“No one who is not deeply corrupted will think of making
learning a form of commerce for his own enrichment.” (37).
Marjorie Garber, in her book The Use and Abuse of Literature, examines all of the ways the written
word has been promoted, performed, presented, plagiarized, and consumed by the
public. It is a wide ranging work. A big swath of what we might call the
literary universe is discussed in non-academic terms. The guiding question that
fuels all the explorations is definitional: what is literature? Garber keeps both edges of her chosen title
close together. Literature of every kind has by turns been used in a myriad of
ways and abused in just as many. The work doesn’t just examine the highbrow
stuff. The philistine stuff gets plenty of room to disco.

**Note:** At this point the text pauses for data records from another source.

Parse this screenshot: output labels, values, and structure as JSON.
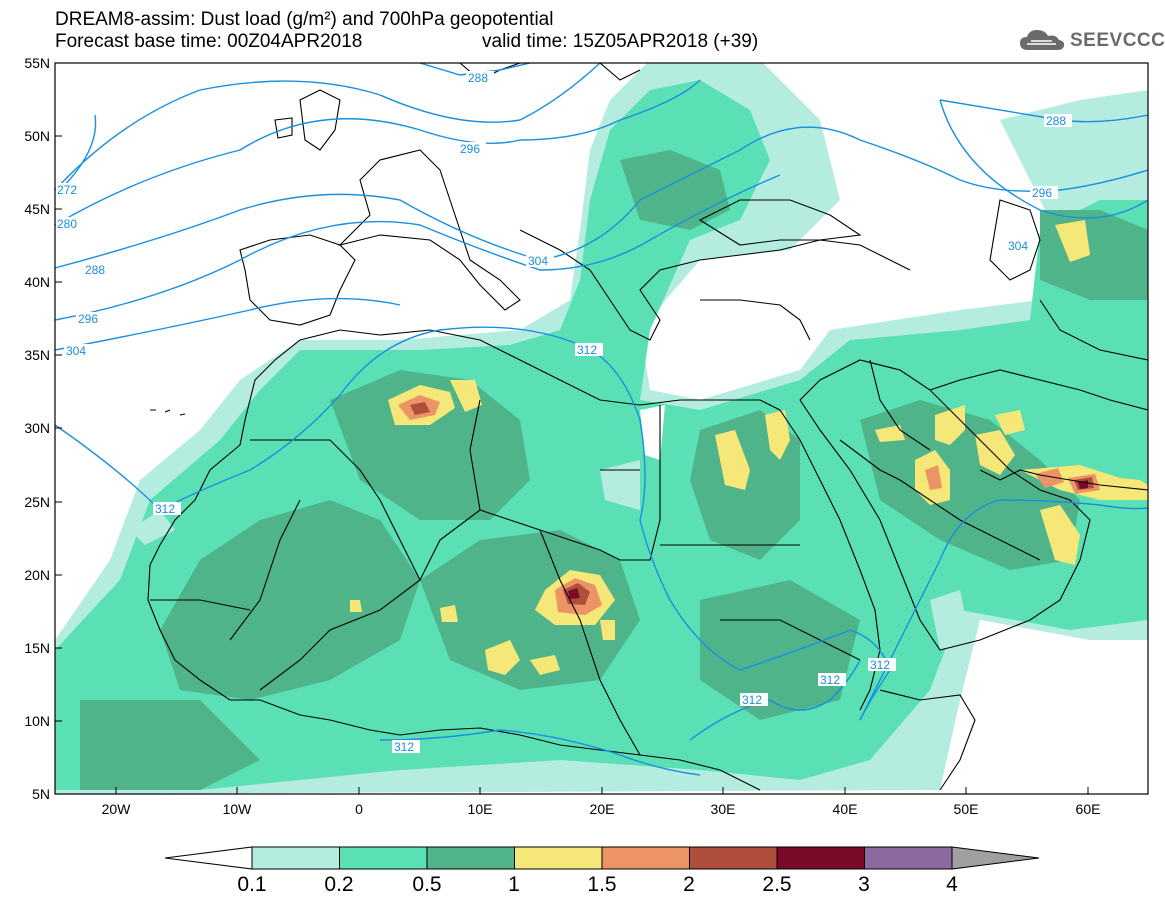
{
  "header": {
    "line1": "DREAM8-assim: Dust load (g/m²) and 700hPa geopotential",
    "line2_left": "Forecast base time: 00Z04APR2018",
    "line2_right": "valid time: 15Z05APR2018 (+39)",
    "logo_text": "SEEVCCC",
    "logo_icon": "cloud-icon"
  },
  "map": {
    "lat_range": [
      5,
      55
    ],
    "lon_range": [
      -25,
      65
    ],
    "lat_labels": [
      "55N",
      "50N",
      "45N",
      "40N",
      "35N",
      "30N",
      "25N",
      "20N",
      "15N",
      "10N",
      "5N"
    ],
    "lon_labels": [
      "20W",
      "10W",
      "0",
      "10E",
      "20E",
      "30E",
      "40E",
      "50E",
      "60E"
    ],
    "contour_labels": [
      "288",
      "296",
      "272",
      "280",
      "288",
      "296",
      "304",
      "312",
      "304",
      "312",
      "312",
      "312",
      "312",
      "312",
      "288",
      "296",
      "304"
    ],
    "contour_color": "#1a8fe0"
  },
  "colorbar": {
    "levels": [
      "0.1",
      "0.2",
      "0.5",
      "1",
      "1.5",
      "2",
      "2.5",
      "3",
      "4"
    ],
    "colors": [
      "#ffffff",
      "#b4ede0",
      "#5ae0b4",
      "#4fb48a",
      "#f5e878",
      "#ec9466",
      "#b04e3c",
      "#7a0a28",
      "#8c6aa0",
      "#a0a0a0"
    ]
  }
}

The literary world,
Garber argues, is constantly evolving. Literature is a living breathing thing
and we will continue to talk and absorb literature in all its different guises.
For example, Shakespeare will always remain new because every generation has to
absorb him, comment on him, praise or complain about him. The same goes for
comics.
The Use and Abuse
of Literature reads like a cultural history of literature, the ways that
people and society have responded to literature and how it has shaped us over
the centuries. Literary studies—from the exercises of the great
critic-connoisseurs to the essay writings of high school kids—is a process. It
is an ongoing discussion with the works of the past reinterpreted and digested
in new ways with each successive generation. There is no ultimate, true once
and for all time, reading of any literary work (prose, poetry or otherwise).